We’ve all seen him before. The enthusiastic executive presenting to his team, indulging everyone with jargon as ‘maximizing our shareholder value’ and ‘core customer retention’. He expects his audience to know and care about the subject as deeply as he does. They don’t. In fact, they would have understood just as much had he been speaking in Chinese.
The best explanation for executives’ love affair with fuzzy strategy statements relates to a phenomenon called the Curse of Knowledge. Dan and Chip Heath explain this phenomenon in my favorite book Made to Stick. They offer six principles that determine whether particular ideas or stories will stick. I believe the reason we aren’t surrounded by dazzling presentations today is because of this Curse of Knowledge.
When we know something, it becomes hard for us to imagine not knowing it. As a result, we become rotten communicators. As the brothers Heath put it: ‘People tend to think that having a great idea is enough, and they think the communications part will come naturally. We are in deep denial about the difficulty of getting a thought out of our own heads and into the heads of others.’
A typical example would be the lawyer who can’t give you a comprehensible answer to any legal question. Or the doctor mumbling medical abstractions that make you suspect the worst. Their vast knowledge and experience renders them unable to fathom how little you know. And hold on to your seats: we’re all like the lawyer and doctor in our own domain of expertise. The more experience we get in our field of expertise, the more unnatural it becomes to communicate those ideas clearly.
So how do we transform our ideas so our audience will understand us? Here’s 5 simple steps:
- Translate your presentation into concrete language. I always use the term ‘speak in watermelons’. With the word ‘watermelon’, everyone has the same idea and visualization. ‘Shareholder maximization’ means different things to different people.
- Structure your presentation. Structure ensures that you stick to the point and prevents you from dumping all your knowledge onto your audience.
- Keep your presentation simple.
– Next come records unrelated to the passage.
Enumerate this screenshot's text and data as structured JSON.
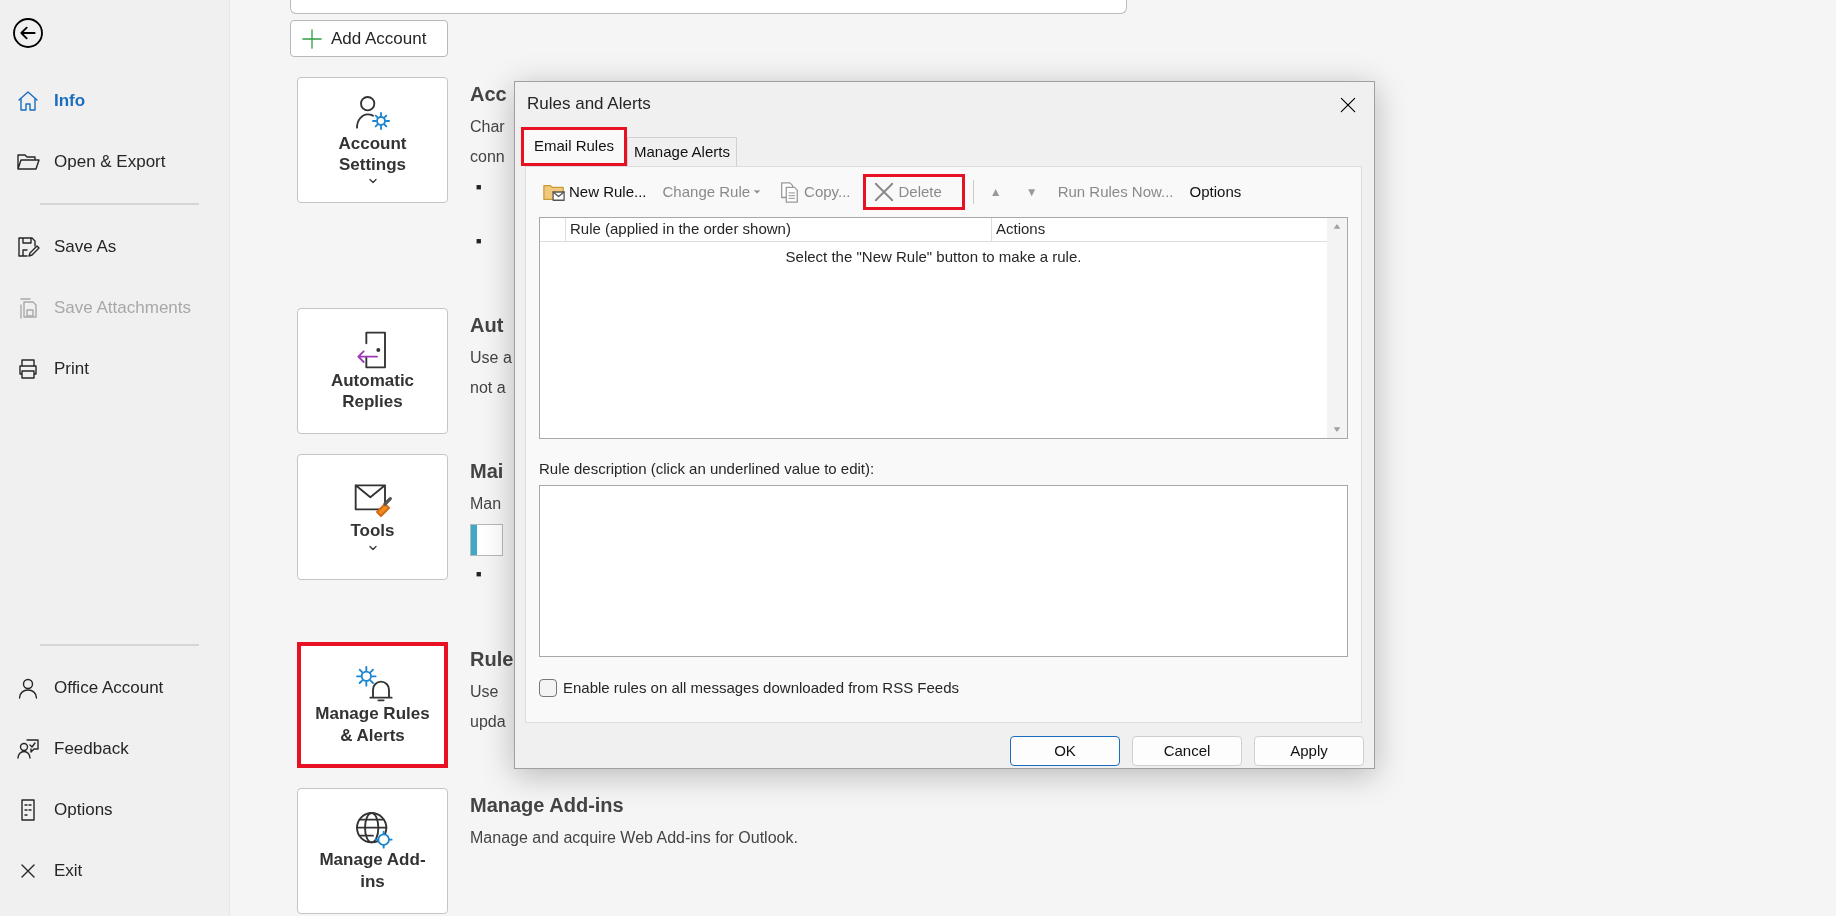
{
  "sidebar": {
    "top_items": [
      {
        "label": "Info",
        "selected": true,
        "disabled": false
      },
      {
        "label": "Open & Export",
        "selected": false,
        "disabled": false
      },
      {
        "label": "Save As",
        "selected": false,
        "disabled": false
      },
      {
        "label": "Save Attachments",
        "selected": false,
        "disabled": true
      },
      {
        "label": "Print",
        "selected": false,
        "disabled": false
      }
    ],
    "bottom_items": [
      {
        "label": "Office Account",
        "selected": false,
        "disabled": false
      },
      {
        "label": "Feedback",
        "selected": false,
        "disabled": false
      },
      {
        "label": "Options",
        "selected": false,
        "disabled": false
      },
      {
        "label": "Exit",
        "selected": false,
        "disabled": false
      }
    ]
  },
  "main": {
    "add_account_button": "Add Account",
    "sections": [
      {
        "card_label": "Account Settings",
        "dropdown": true,
        "highlighted": false,
        "heading": "Acc",
        "items": [
          {
            "kind": "line",
            "text": "Char"
          },
          {
            "kind": "line",
            "text": "conn"
          },
          {
            "kind": "bullet",
            "text": "■"
          },
          {
            "kind": "bullet",
            "text": "■"
          }
        ]
      },
      {
        "card_label": "Automatic Replies",
        "dropdown": false,
        "highlighted": false,
        "heading": "Aut",
        "items": [
          {
            "kind": "line",
            "text": "Use a"
          },
          {
            "kind": "line",
            "text": "not a"
          }
        ]
      },
      {
        "card_label": "Tools",
        "dropdown": true,
        "highlighted": false,
        "heading": "Mai",
        "items": [
          {
            "kind": "line",
            "text": "Man"
          },
          {
            "kind": "meter",
            "level": 0.2
          },
          {
            "kind": "bullet",
            "text": "■"
          }
        ]
      },
      {
        "card_label": "Manage Rules & Alerts",
        "dropdown": false,
        "highlighted": true,
        "heading": "Rule",
        "items": [
          {
            "kind": "line",
            "text": "Use"
          },
          {
            "kind": "line",
            "text": "upda"
          }
        ]
      },
      {
        "card_label": "Manage Add-ins",
        "dropdown": false,
        "highlighted": false,
        "heading": "Manage Add-ins",
        "items": [
          {
            "kind": "line",
            "text": "Manage and acquire Web Add-ins for Outlook."
          }
        ]
      }
    ]
  },
  "dialog": {
    "title": "Rules and Alerts",
    "tabs": [
      {
        "label": "Email Rules",
        "selected": true,
        "highlighted": true
      },
      {
        "label": "Manage Alerts",
        "selected": false,
        "highlighted": false
      }
    ],
    "toolbar": [
      {
        "kind": "icon-button",
        "label": "New Rule...",
        "disabled": false,
        "highlighted": false
      },
      {
        "kind": "menu-button",
        "label": "Change Rule",
        "disabled": true,
        "highlighted": false
      },
      {
        "kind": "icon-button",
        "label": "Copy...",
        "disabled": true,
        "highlighted": false
      },
      {
        "kind": "icon-button",
        "label": "Delete",
        "disabled": true,
        "highlighted": true
      },
      {
        "kind": "separator"
      },
      {
        "kind": "arrow-button",
        "label": "▲",
        "disabled": true,
        "highlighted": false
      },
      {
        "kind": "arrow-button",
        "label": "▼",
        "disabled": true,
        "highlighted": false
      },
      {
        "kind": "text-button",
        "label": "Run Rules Now...",
        "disabled": true,
        "highlighted": false
      },
      {
        "kind": "text-button",
        "label": "Options",
        "disabled": false,
        "highlighted": false
      }
    ],
    "columns": [
      "Rule (applied in the order shown)",
      "Actions"
    ],
    "empty_message": "Select the \"New Rule\" button to make a rule.",
    "description_label": "Rule description (click an underlined value to edit):",
    "checkbox": {
      "label": "Enable rules on all messages downloaded from RSS Feeds",
      "checked": false
    },
    "buttons": [
      {
        "label": "OK",
        "default": true
      },
      {
        "label": "Cancel",
        "default": false
      },
      {
        "label": "Apply",
        "default": false
      }
    ]
  }
}
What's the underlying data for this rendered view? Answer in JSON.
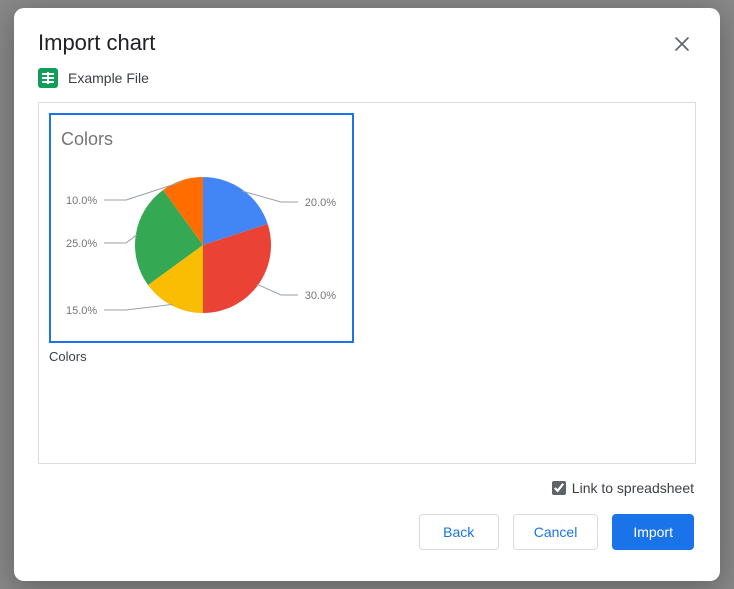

Cut out unnecessary details and distinguish the need-to-knows from the have-to-knows.
- Present to a friend from another line of business (or your spouse). Let him/her tell you which parts were too difficult to follow.
- If your work with a PowerPoint presentation, ask yourself at every slide: is this slide about me wanting to share everything I know with my audience or is it about the audience? If it’s about you, delete it.
Let me finish with an example from the book. When JFK informed the public about his space plans, he magnificently dodged the curse by rephrasing his vision as ‘putting a man on the moon in a decade’. A modern-day CEO would have probably said: ‘Our vision is to become the global leader in the space industry, using our capacity for technological innovation to build a bridge towards humanity’s future.’ Can you imagine what would have happened to our moon walk had that been the case?